Jean-Michel Aulas AFP

Après ses tweets distillés tout au long de la semaine, Jean-Michel Aulas s’en est de nouveau pris au mode de financement du PSG à l’issue de la claque reçue par l’OL au Trophée des Champions, samedi à Klagenfurt (Autriche). 

Jean-Michel Aulas a certainement estimé que ses nombreux tweets n’avaient pas suffi pour faire passer son message. Alors, il en a remis une couche samedi à l’issue de la défaite de l’OL face au PSG au Trophée des Champions (4-1). Il le rappelle et le dénonce : les moyens de financement du club parisien, qui s’appuie sur l’état qatari, sont déloyaux au regard des modèles économiques des autres clubs français et européens. 

Il dénonce « le type de revenus »

« Il y a un gros écart entre les budgets des clubs, souligne le président de Lyon. Plus que les montants, c’est le type de revenus (qui pose problème, ndlr). Le PSG arrive à avoir un revenu de l’ordre de 550 millions avec près de la moitié qui provient de subventions d’un Etat. Vous ne pouvez pas, dans une économie libérale, trouver des solutions. »

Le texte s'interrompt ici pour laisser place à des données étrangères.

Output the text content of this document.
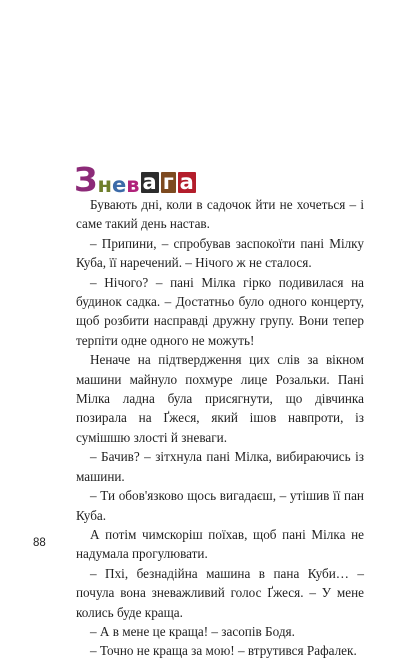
З н е в а г а

Бувають дні, коли в садочок йти не хочеться – і саме такий день настав.

– Припини, – спробував заспокоїти пані Мілку Куба, її наречений. – Нічого ж не сталося.

– Нічого? – пані Мілка гірко подивилася на будинок садка. – Достатньо було одного концерту, щоб розбити насправді дружну групу. Вони тепер терпіти одне одного не можуть!

Неначе на підтвердження цих слів за вікном машини майнуло похмуре лице Розальки. Пані Мілка ладна була присягнути, що дівчинка позирала на Ґжеся, який ішов навпроти, із сумішшю злості й зневаги.

– Бачив? – зітхнула пані Мілка, вибираючись із машини.

– Ти обов'язково щось вигадаєш, – утішив її пан Куба.

А потім чимскоріш поїхав, щоб пані Мілка не надумала прогулювати.

– Пхі, безнадійна машина в пана Куби… – почула вона зневажливий голос Ґжеся. – У мене колись буде краща.

– А в мене це краща! – засопів Бодя.

– Точно не краща за мою! – втрутився Рафалек.

88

« Un championnat qui n’est pas disputé perd de sa valeur »

En dénonçant de nouveau ce qu’il juge comme une injustice, Aulas se pose comme le défenseur de la compétitivité en Ligue 1 et attend des réponses des instances dirigeantes. « On a besoin d’un championnat disputé en France, estime le dirigeant rhodanien. Non pas uniquement pour faire plaisir aux spectateurs, mais parce que la valeur du championnat est fonction de la compétition qui intervient. Un championnat qui n’est pas disputé perd de sa valeur. Il faut trouver des solutions au niveau de la Ligue et de la Fédération pour rééquilibrer. »

« Les gens confondent le chiffre d’affaire du PSG et celui de Manchester United »

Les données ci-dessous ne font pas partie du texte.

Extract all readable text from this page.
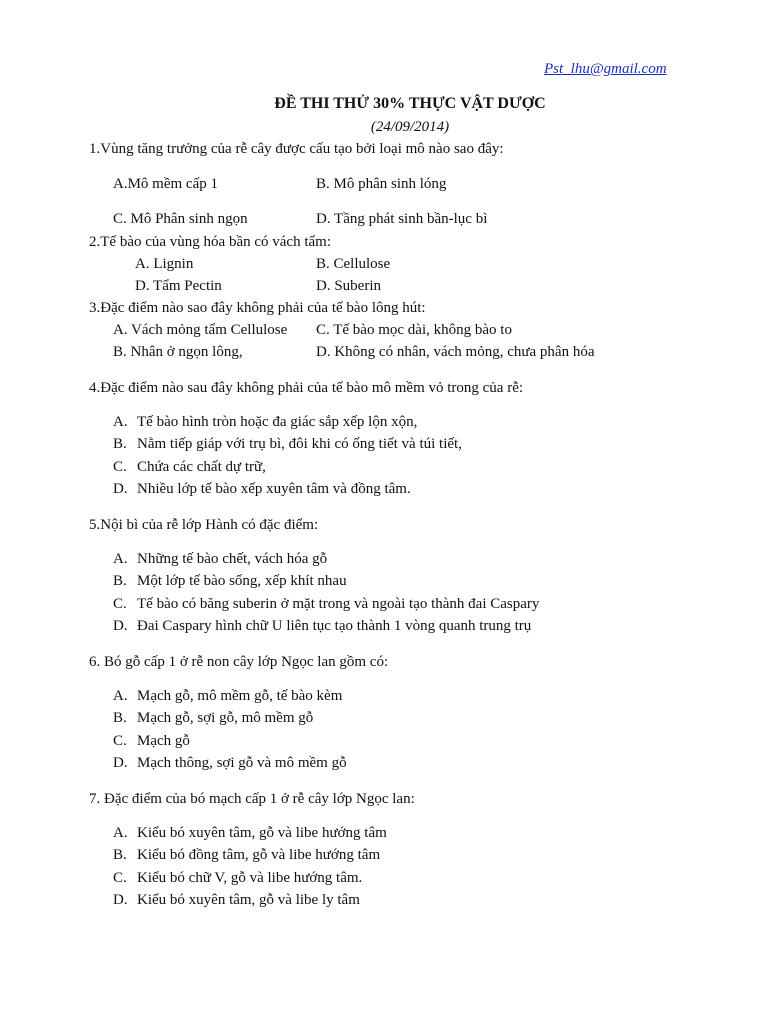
Pst_lhu@gmail.com
ĐỀ THI THỬ 30% THỰC VẬT DƯỢC
(24/09/2014)
1.Vùng tăng trưởng của rễ cây được cấu tạo bởi loại mô nào sao đây:
A.Mô mềm cấp 1	B. Mô phân sinh lóng
C. Mô Phân sinh ngọn	D. Tầng phát sinh bần-lục bì
2.Tế bào của vùng hóa bần có vách tẩm:
A. Lignin	B. Cellulose
D. Tẩm Pectin	D. Suberin
3.Đặc điểm nào sao đây không phải của tế bào lông hút:
A. Vách mỏng tẩm Cellulose C. Tế bào mọc dài, không bào to
B. Nhân ở ngọn lông,	D. Không có nhân, vách mỏng, chưa phân hóa
4.Đặc điểm nào sau đây không phải của tế bào mô mềm vỏ trong của rễ:
A. Tế bào hình tròn hoặc đa giác sắp xếp lộn xộn,
B. Nằm tiếp giáp với trụ bì, đôi khi có ống tiết và túi tiết,
C. Chứa các chất dự trữ,
D. Nhiều lớp tế bào xếp xuyên tâm và đồng tâm.
5.Nội bì của rễ lớp Hành có đặc điểm:
A. Những tế bào chết, vách hóa gỗ
B. Một lớp tế bào sống, xếp khít nhau
C. Tế bào có băng suberin ở mặt trong và ngoài tạo thành đai Caspary
D. Đai Caspary hình chữ U liên tục tạo thành 1 vòng quanh trung trụ
6. Bó gỗ cấp 1 ở rễ non cây lớp Ngọc lan gồm có:
A. Mạch gỗ, mô mềm gỗ, tế bào kèm
B. Mạch gỗ, sợi gỗ, mô mềm gỗ
C. Mạch gỗ
D. Mạch thông, sợi gỗ và mô mềm gỗ
7. Đặc điểm của bó mạch cấp 1 ở rễ cây lớp Ngọc lan:
A. Kiểu bó xuyên tâm, gỗ và libe hướng tâm
B. Kiểu bó đồng tâm, gỗ và libe hướng tâm
C. Kiểu bó chữ V, gỗ và libe hướng tâm.
D. Kiểu bó xuyên tâm, gỗ và libe ly tâm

On l’aura bien compris, les ressources sans fin du PSG agace au plus haut point « JMA » qui en rajoute une couche pour illustrer son point de vue. « Si demain une équipe génère 500 ou 600 millions d’euros de revenus avec ses propres recettes, il n’y a rien à dire, conclut-il. On est dans une économie libérale non contrôlée. Si ces revenus sont issus de subventions d’Etat, on se retrouve dans un déséquilibre. Les gens confondent le chiffre d’affaire du PSG et celui de Manchester United, qui est aussi de 550 millions d’euros, mais qui est issu de revenus commerciaux réels. »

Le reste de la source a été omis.